‘They can
navigate,’ he thought. ‘They are better at it than me anyway.’
The road wound around the lower
slopes of jungle clad ridges, keeping just above the level of the lake. Every
few hundred metres it crossed creeklines emptying into gloomy backwaters. The
day was fine but in under the overhanging trees there were patches of damp
which made the road soft.
Graham pointed to one of these.
“There must have been rain recently to make it as wet as this,” he observed.
“How much
further?” Roger asked.
“About two kilometres,” Graham
replied.
“Can we stop for a bit?”
“No.”
They walked on. Roger began to
feel miserable. Hiking hurt. He wondered why he did it. It wasn’t as if he
didn’t know what it would be like. He’d been on a dozen other hikes. He looked
at the three packs ahead of him and felt a tinge of jealousy. How could Graham
and Peter just wander along looking around them and talking as though they
didn’t have a care in the world? They didn’t seem to even notice the weight of
their gear. At least Stephen seemed to be bent forward a bit, head down. Roger then
rebuked himself for feeling such malicious pleasure.

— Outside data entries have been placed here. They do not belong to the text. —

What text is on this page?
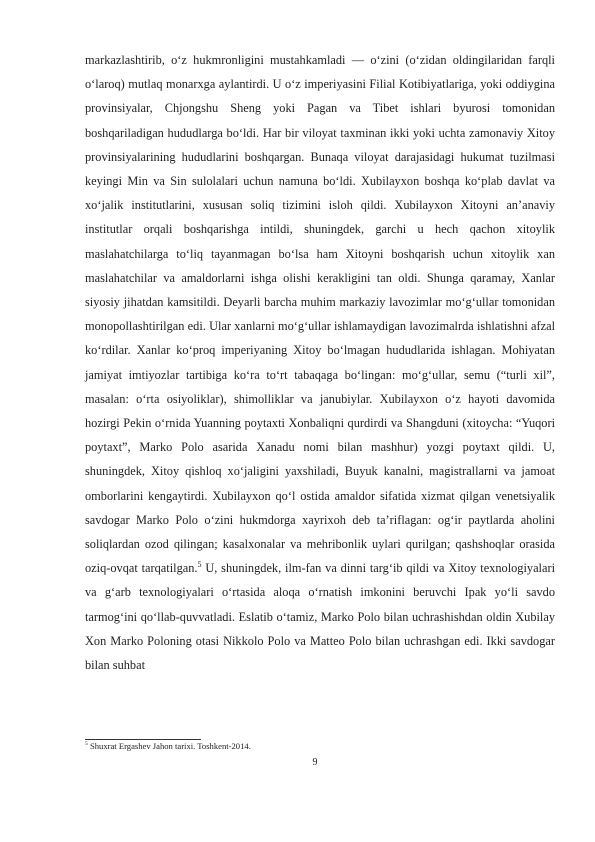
markazlashtirib, o‘z hukmronligini mustahkamladi — o‘zini (o‘zidan oldingilaridan farqli o‘laroq) mutlaq monarxga aylantirdi. U o‘z imperiyasini Filial Kotibiyatlariga, yoki oddiygina provinsiyalar, Chjongshu Sheng yoki Pagan va Tibet ishlari byurosi tomonidan boshqariladigan hududlarga bo‘ldi. Har bir viloyat taxminan ikki yoki uchta zamonaviy Xitoy provinsiyalarining hududlarini boshqargan. Bunaqa viloyat darajasidagi hukumat tuzilmasi keyingi Min va Sin sulolalari uchun namuna bo‘ldi. Xubilayxon boshqa ko‘plab davlat va xo‘jalik institutlarini, xususan soliq tizimini isloh qildi. Xubilayxon Xitoyni an’anaviy institutlar orqali boshqarishga intildi, shuningdek, garchi u hech qachon xitoylik maslahatchilarga to‘liq tayanmagan bo‘lsa ham Xitoyni boshqarish uchun xitoylik xan maslahatchilar va amaldorlarni ishga olishi kerakligini tan oldi. Shunga qaramay, Xanlar siyosiy jihatdan kamsitildi. Deyarli barcha muhim markaziy lavozimlar mo‘g‘ullar tomonidan monopollashtirilgan edi. Ular xanlarni mo‘g‘ullar ishlamaydigan lavozimalrda ishlatishni afzal ko‘rdilar. Xanlar ko‘proq imperiyaning Xitoy bo‘lmagan hududlarida ishlagan. Mohiyatan jamiyat imtiyozlar tartibiga ko‘ra to‘rt tabaqaga bo‘lingan: mo‘g‘ullar, semu (“turli xil”, masalan: o‘rta osiyoliklar), shimolliklar va janubiylar. Xubilayxon o‘z hayoti davomida hozirgi Pekin o‘rnida Yuanning poytaxti Xonbaliqni qurdirdi va Shangduni (xitoycha: “Yuqori poytaxt”, Marko Polo asarida Xanadu nomi bilan mashhur) yozgi poytaxt qildi. U, shuningdek, Xitoy qishloq xo‘jaligini yaxshiladi, Buyuk kanalni, magistrallarni va jamoat omborlarini kengaytirdi. Xubilayxon qo‘l ostida amaldor sifatida xizmat qilgan venetsiyalik savdogar Marko Polo o‘zini hukmdorga xayrixoh deb ta’riflagan: og‘ir paytlarda aholini soliqlardan ozod qilingan; kasalxonalar va mehribonlik uylari qurilgan; qashshoqlar orasida oziq-ovqat tarqatilgan.$^5$ U, shuningdek, ilm-fan va dinni targ‘ib qildi va Xitoy texnologiyalari va g‘arb texnologiyalari o‘rtasida aloqa o‘rnatish imkonini beruvchi Ipak yo‘li savdo tarmog‘ini qo‘llab-quvvatladi. Eslatib o‘tamiz, Marko Polo bilan uchrashishdan oldin Xubilay Xon Marko Poloning otasi Nikkolo Polo va Matteo Polo bilan uchrashgan edi. Ikki savdogar bilan suhbat

$^5$ Shuxrat Ergashev Jahon tarixi. Toshkent-2014.

9
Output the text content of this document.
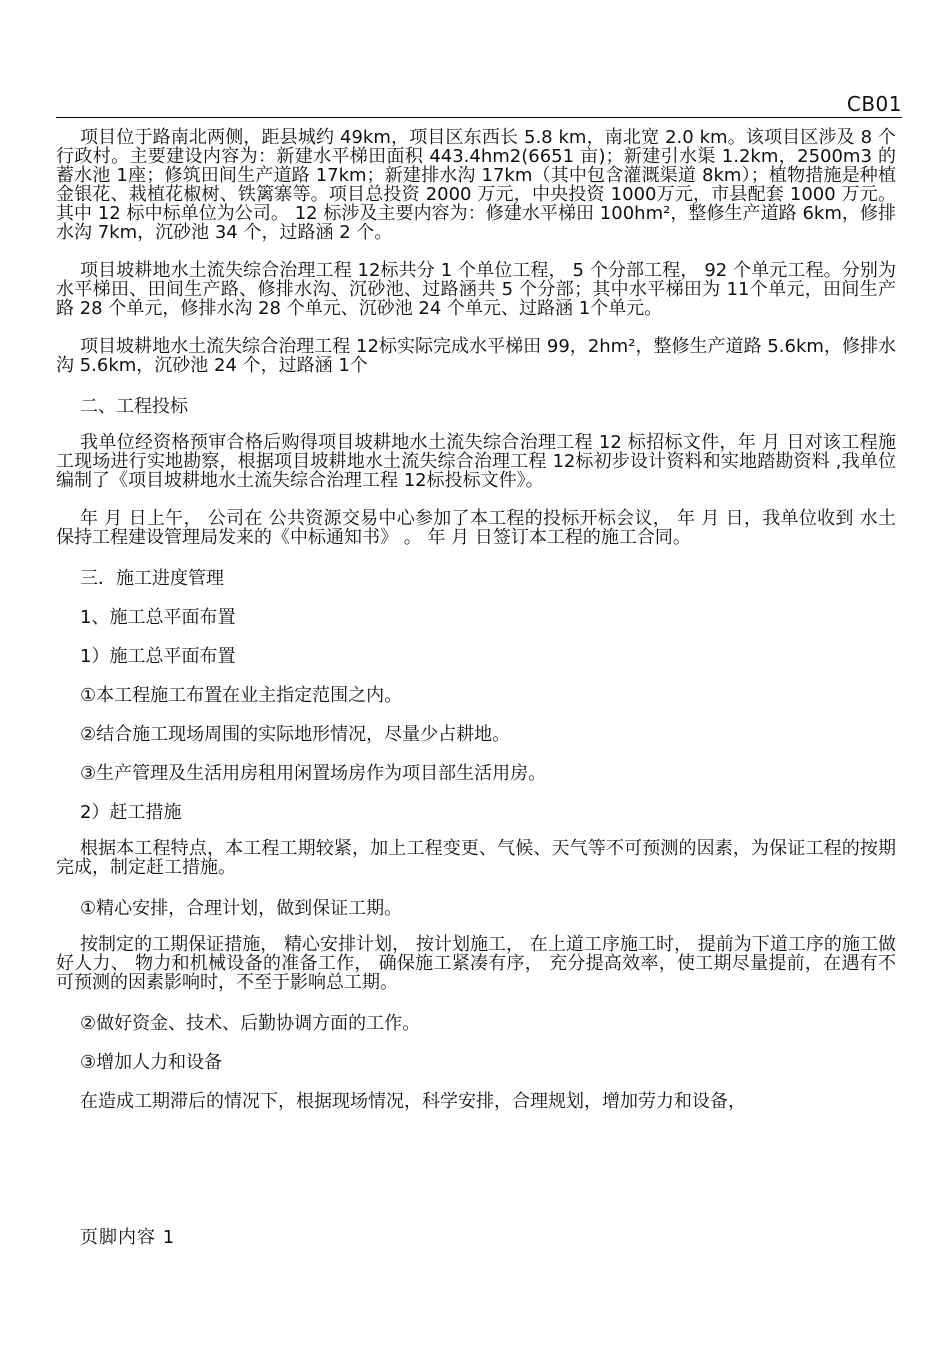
CB01

项目位于路南北两侧，距县城约 49km，项目区东西长 5.8 km，南北宽 2.0 km。该项目区涉及 8 个行政村。主要建设内容为：新建水平梯田面积 443.4hm2(6651 亩)；新建引水渠 1.2km，2500m3 的蓄水池 1座；修筑田间生产道路 17km；新建排水沟 17km（其中包含灌溉渠道 8km）；植物措施是种植金银花、栽植花椒树、铁篱寨等。项目总投资 2000 万元，中央投资 1000万元，市县配套 1000 万元。其中 12 标中标单位为公司。 12 标涉及主要内容为：修建水平梯田 100hm²，整修生产道路 6km，修排水沟 7km，沉砂池 34 个，过路涵 2 个。

项目坡耕地水土流失综合治理工程 12标共分 1 个单位工程， 5 个分部工程， 92 个单元工程。分别为水平梯田、田间生产路、修排水沟、沉砂池、过路涵共 5 个分部；其中水平梯田为 11个单元，田间生产路 28 个单元，修排水沟 28 个单元、沉砂池 24 个单元、过路涵 1个单元。

项目坡耕地水土流失综合治理工程 12标实际完成水平梯田 99，2hm²，整修生产道路 5.6km，修排水沟 5.6km，沉砂池 24 个，过路涵 1个

二、工程投标

我单位经资格预审合格后购得项目坡耕地水土流失综合治理工程 12 标招标文件，年 月 日对该工程施工现场进行实地勘察，根据项目坡耕地水土流失综合治理工程 12标初步设计资料和实地踏勘资料 ,我单位编制了《项目坡耕地水土流失综合治理工程 12标投标文件》。

年 月 日上午， 公司在 公共资源交易中心参加了本工程的投标开标会议， 年 月 日，我单位收到 水土保持工程建设管理局发来的《中标通知书》 。 年 月 日签订本工程的施工合同。

三．施工进度管理
1、施工总平面布置
1）施工总平面布置
①本工程施工布置在业主指定范围之内。
②结合施工现场周围的实际地形情况，尽量少占耕地。
③生产管理及生活用房租用闲置场房作为项目部生活用房。
2）赶工措施

根据本工程特点，本工程工期较紧，加上工程变更、气候、天气等不可预测的因素，为保证工程的按期完成，制定赶工措施。

①精心安排，合理计划，做到保证工期。

按制定的工期保证措施， 精心安排计划， 按计划施工， 在上道工序施工时， 提前为下道工序的施工做好人力、 物力和机械设备的准备工作， 确保施工紧凑有序， 充分提高效率，使工期尽量提前，在遇有不可预测的因素影响时，不至于影响总工期。

②做好资金、技术、后勤协调方面的工作。
③增加人力和设备
在造成工期滞后的情况下，根据现场情况，科学安排，合理规划，增加劳力和设备，
页脚内容 1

‘It’s all very well for them,’ he
thought gloomily. ‘They have just done their ATA Course and have toughened up.’
He had also been on the exercise but because he was only a ‘Second Year’, and
the ATA Course was for ‘Third Years’, he had not done all the activities.
They passed through more rain forest . A whole line of four-wheel drive vehicles roared
past; ten of them, each with one or two people in it, some reading maps and
others talking on CB radios. The boys stood in weeds beside the road and
waited. Dust billowed, causing Roger to cough and scowl in annoyance. Then they
continued on.
Roger suddenly cannoned into
Stephen’s pack. Stephen had stopped suddenly. “Look out Roger! You nearly
knocked me over,” he snapped.
“Sorry, what? What?”
Roger’s gaze followed Graham’s
outstretched finger. He and Peter had also stopped.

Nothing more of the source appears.